You’ve seen the episode: group of ne’er-do-wells take a sample of the hero’s DNA, put it in a machine and presto! A fully-grown copy of the hero complete with full memories, exact duplicate of the personality (except modified to be loyal to the ne’er-do-wells) and sometimes even a nifty suit of clothing to go with it. Uh-huh. Now that we really have cloning, let me explain how the Dolly team did it. The cloning team took a tissue sample of the subject; in this case, a piece of mammary tissue from an ewe who had recently given birth. Working under a microscope, the team stuck a long, thin needle into the nucleus of the cell and sucked out the chromosomes. Taking a sheep egg cell, the researchers inserted the donor chromosomes into the egg and zapped the new cell with a milliampere current to cajole the cell to divide. Then they placed it into a surrogate mother for gestation. Repeat about two hundred times until it works!!
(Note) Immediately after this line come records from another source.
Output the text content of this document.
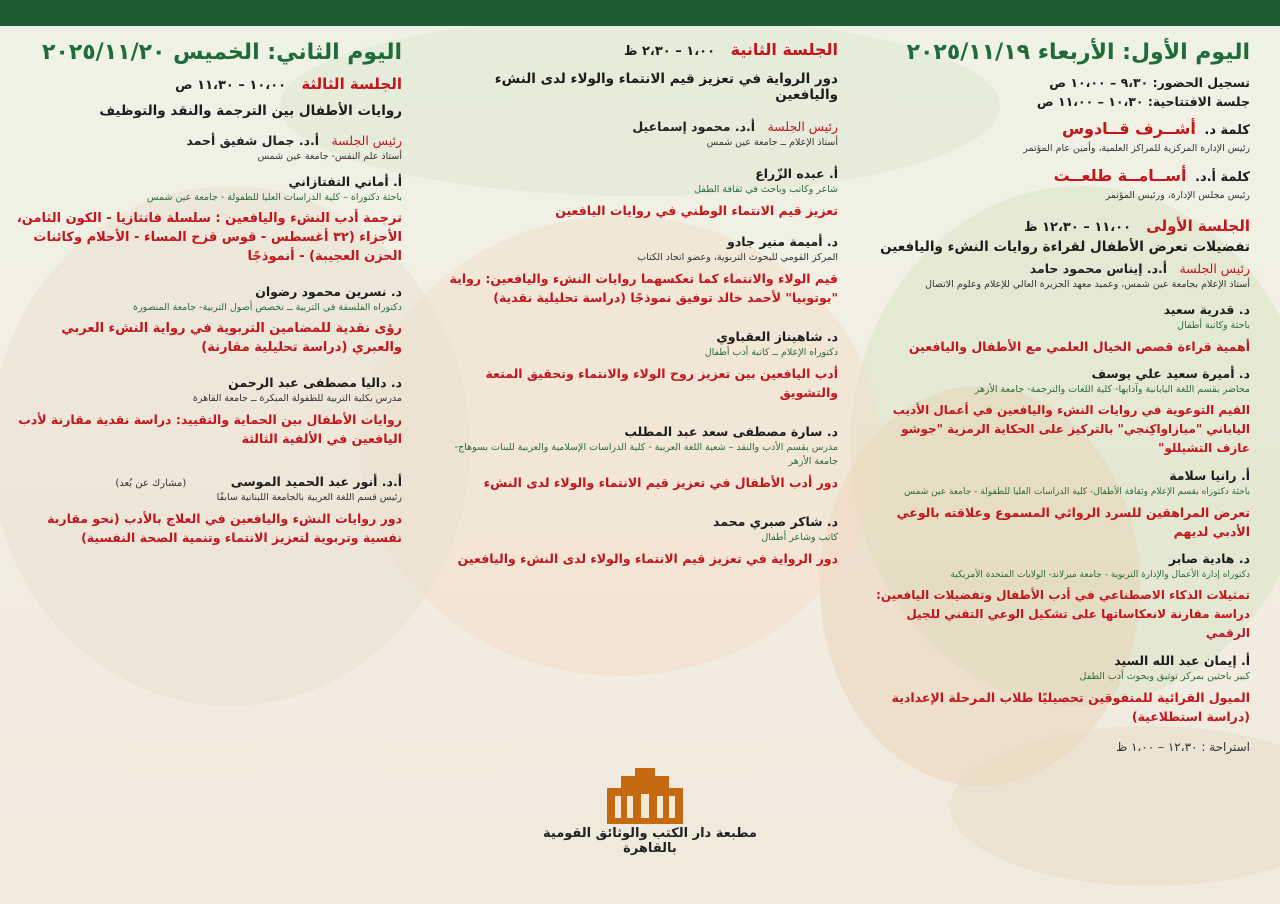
اليوم الأول: الأربعاء ٢٠٢٥/١١/١٩
تسجيل الحضور: ٩،٣٠ – ١٠،٠٠ ص
جلسة الافتتاحية: ١٠،٣٠ – ١١،٠٠ ص
كلمة د. أشــرف قــادوس
رئيس الإدارة المركزية للمراكز العلمية، وأمين عام المؤتمر
كلمة أ.د. أســامــة طلعــت
رئيس مجلس الإدارة، ورئيس المؤتمر
الجلسة الأولى ١١،٠٠ – ١٢،٣٠ ظ
تفضيلات تعرض الأطفال لقراءة روايات النشء واليافعين
رئيس الجلسة أ.د. إيناس محمود حامد
أستاذ الإعلام بجامعة عين شمس، وعميد معهد الجزيرة العالي للإعلام وعلوم الاتصال
د. قدرية سعيد
باحثة وكاتبة أطفال
أهمية قراءة قصص الخيال العلمي مع الأطفال واليافعين
د. أميرة سعيد علي يوسف
محاضر بقسم اللغة اليابانية وآدابها- كلية اللغات والترجمة- جامعة الأزهر
القيم التوعوية في روايات النشء واليافعين في أعمال الأديب الياباني "ميازاواكِنجي" بالتركيز على الحكاية الرمزية "جوشو عازف التشيللو"
أ. رانيا سلامة
باحثة دكتوراه بقسم الإعلام وثقافة الأطفال- كلية الدراسات العليا للطفولة - جامعة عين شمس
تعرض المراهقين للسرد الروائي المسموع وعلاقته بالوعي الأدبي لديهم
د. هادية صابر
دكتوراه إدارة الأعمال والإدارة التربوية - جامعة ميرلاند- الولايات المتحدة الأمريكية
تمثيلات الذكاء الاصطناعي في أدب الأطفال وتفضيلات اليافعين: دراسة مقارنة لانعكاساتها على تشكيل الوعي التقني للجيل الرقمي
أ. إيمان عبد الله السيد
كبير باحثين بمركز توثيق وبحوث أدب الطفل
الميول القرائية للمتفوقين تحصيليًا طلاب المرحلة الإعدادية (دراسة استطلاعية)
استراحة : ١٢،٣٠ – ١،٠٠ ظ
الجلسة الثانية ١،٠٠ – ٢،٣٠ ظ
دور الرواية في تعزيز قيم الانتماء والولاء لدى النشء واليافعين
رئيس الجلسة أ.د. محمود إسماعيل
أستاذ الإعلام ــ جامعة عين شمس
أ. عبده الزّراع
شاعر وكاتب وباحث في ثقافة الطفل
تعزيز قيم الانتماء الوطني في روايات اليافعين
د. أميمة منير جادو
المركز القومي للبحوث التربوية، وعضو اتحاد الكتاب
قيم الولاء والانتماء كما تعكسهما روايات النشء واليافعين: رواية "يوتوبيا" لأحمد خالد توفيق نموذجًا (دراسة تحليلية نقدية)
د. شاهيناز العقباوي
دكتوراه الإعلام ــ كاتبة أدب أطفال
أدب اليافعين بين تعزيز روح الولاء والانتماء وتحقيق المتعة والتشويق
د. سارة مصطفى سعد عبد المطلب
مدرس بقسم الأدب والنقد – شعبة اللغة العربية - كلية الدراسات الإسلامية والعربية للبنات بسوهاج- جامعة الأزهر
دور أدب الأطفال في تعزيز قيم الانتماء والولاء لدى النشء
د. شاكر صبري محمد
كاتب وشاعر أطفال
دور الرواية في تعزيز قيم الانتماء والولاء لدى النشء واليافعين
اليوم الثاني: الخميس ٢٠٢٥/١١/٢٠
الجلسة الثالثة ١٠،٠٠ – ١١،٣٠ ص
روايات الأطفال بين الترجمة والنقد والتوظيف
رئيس الجلسة أ.د. جمال شفيق أحمد
أستاذ علم النفس- جامعة عين شمس
أ. أماني التفتازاني
باحثة دكتوراه – كلية الدراسات العليا للطفولة - جامعة عين شمس
ترجمة أدب النشء واليافعين : سلسلة فانتازيا - الكون الثامن، الأجزاء (٣٢ أغسطس - قوس قزح المساء - الأحلام وكائنات الحزن العجيبة) - أنموذجًا
د. نسرين محمود رضوان
دكتوراه الفلسفة في التربية ــ تخصص أصول التربية- جامعة المنصورة
رؤى نقدية للمضامين التربوية في رواية النشء العربي والعبري (دراسة تحليلية مقارنة)
د. داليا مصطفى عبد الرحمن
مدرس بكلية التربية للطفولة المبكرة ــ جامعة القاهرة
روايات الأطفال بين الحماية والتقييد: دراسة نقدية مقارنة لأدب اليافعين في الألفية الثالثة
أ.د. أنور عبد الحميد الموسى (مشارك عن بُعد)
رئيس قسم اللغة العربية بالجامعة اللبنانية سابقًا
دور روايات النشء واليافعين في العلاج بالأدب (نحو مقاربة نفسية وتربوية لتعزيز الانتماء وتنمية الصحة النفسية)
مطبعة دار الكتب والوثائق القومية بالقاهرة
Recent efforts have claimed success in as few as a dozen attempts (the Japanese cow cloning team), but either way you cut it, it’s pretty hard to clone someone with our current technology. Also, once you’ve cloned someone, it’s just a new born child. No memory, personality (maybe not ) or skills. They grow up at the same rate and are a blank slate. Memory, personality and experience are not genetic traits. They are gained the same way we do: living a full life.
 Several people wrote in to point out that being a clone isn’t a complete blank slate. There is some evidence for genes contributing to your personality, but it’s not like all your life experiences are encoded in your DNA.